Saúde Mental de Estudantes Universitários
Uma Revisão Integrativa sobre a Perspectiva Biopsicossocial, Ocupacional e Acadêmica
DOI:
https://doi.org/10.31692/2764-3433.v6i1.311Palavras-chave:
Apoio psicossocial, Desempenho acadêmico, Universidades, Esgotamento psicológico, Saúde do estudanteResumo
Introdução: A ampliação do acesso ao ensino superior no Brasil nas últimas décadas representa um avanço social relevante, mas também expõe novos desafios relacionados à saúde mental dos universitários. O ingresso na universidade constitui um período de transição marcado por mudanças no estilo de vida, pela assunção de responsabilidades e pela pressão por desempenho, fatores que impactam o equilíbrio emocional e o bem-estar psicológico. Objetivo: identificar os fatores ocupacionais e biopsicossociais que influenciam a saúde mental e o bem-estar de estudantes universitários, com base nas evidências mais recentes sobre o tema. Metodologia: trata-se de uma revisão integrativa da literatura, conduzida em março de 2025, com buscas realizadas nas bases BVS (LILACS Plus) e PubMed. Utilizaram-se os descritores “Mental Health”, “Students” e “Universities”, cruzados pelo operador booleano AND. Após a aplicação dos critérios de inclusão — artigos disponíveis na íntegra, publicados entre 2020 e 2025, em português, inglês ou espanhol — e exclusão de duplicados e revisões de literatura, foram selecionados 11 estudos para análise.

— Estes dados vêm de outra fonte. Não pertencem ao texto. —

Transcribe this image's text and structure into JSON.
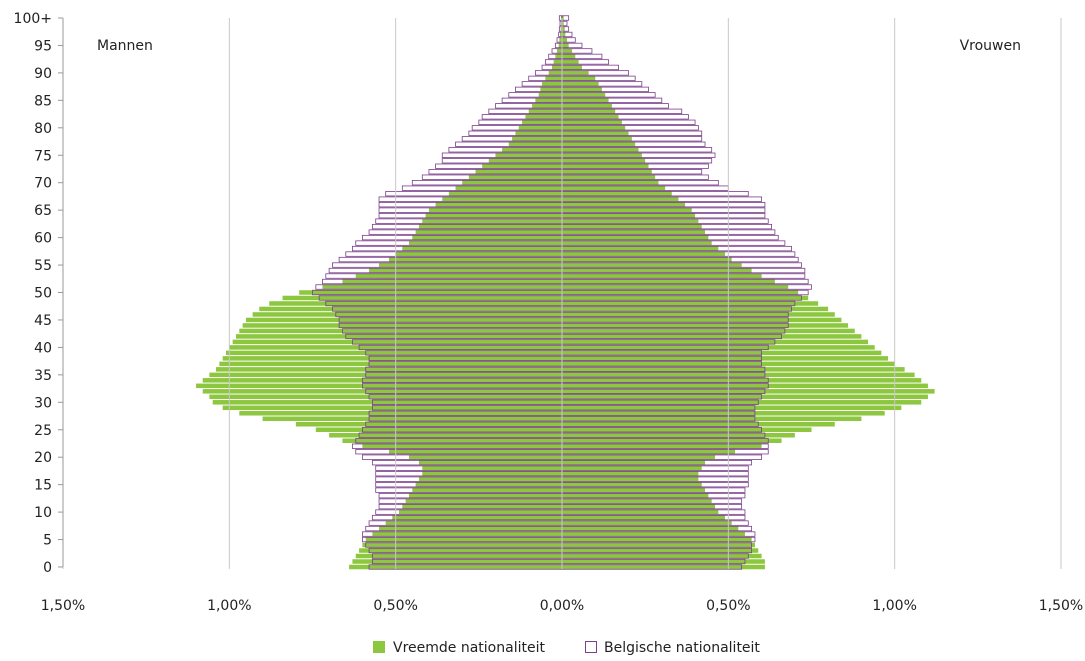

Resultados e discussão: os achados indicam que a saúde mental dos universitários é afetada por fatores individuais (gênero, histórico familiar, orientação sexual), acadêmicos (sobrecarga de atividades, exigências curriculares, desempenho) e sociais (renda, moradia, apoio institucional, capital social). Observou-se relação bidirecional entre desempenho acadêmico e bem-estar psicológico: estudantes com melhor rendimento tendem a apresentar maior estabilidade emocional, e vice-versa. Identificaram-se ainda prevalências elevadas de ansiedade, estresse, depressão e comportamento suicida, sobretudo em cursos da área da saúde. Conclusão: conclui-se que os fatores biopsicossociais e ocupacionais influenciam diretamente o equilíbrio mental dos universitários, exigindo ações institucionais voltadas à promoção da saúde emocional, prevenção do adoecimento e fortalecimento das políticas de assistência estudantil. Persistem lacunas sobre carga horária, tempo de deslocamento e diferenças entre instituições, o que reforça a necessidade de pesquisas mais abrangentes.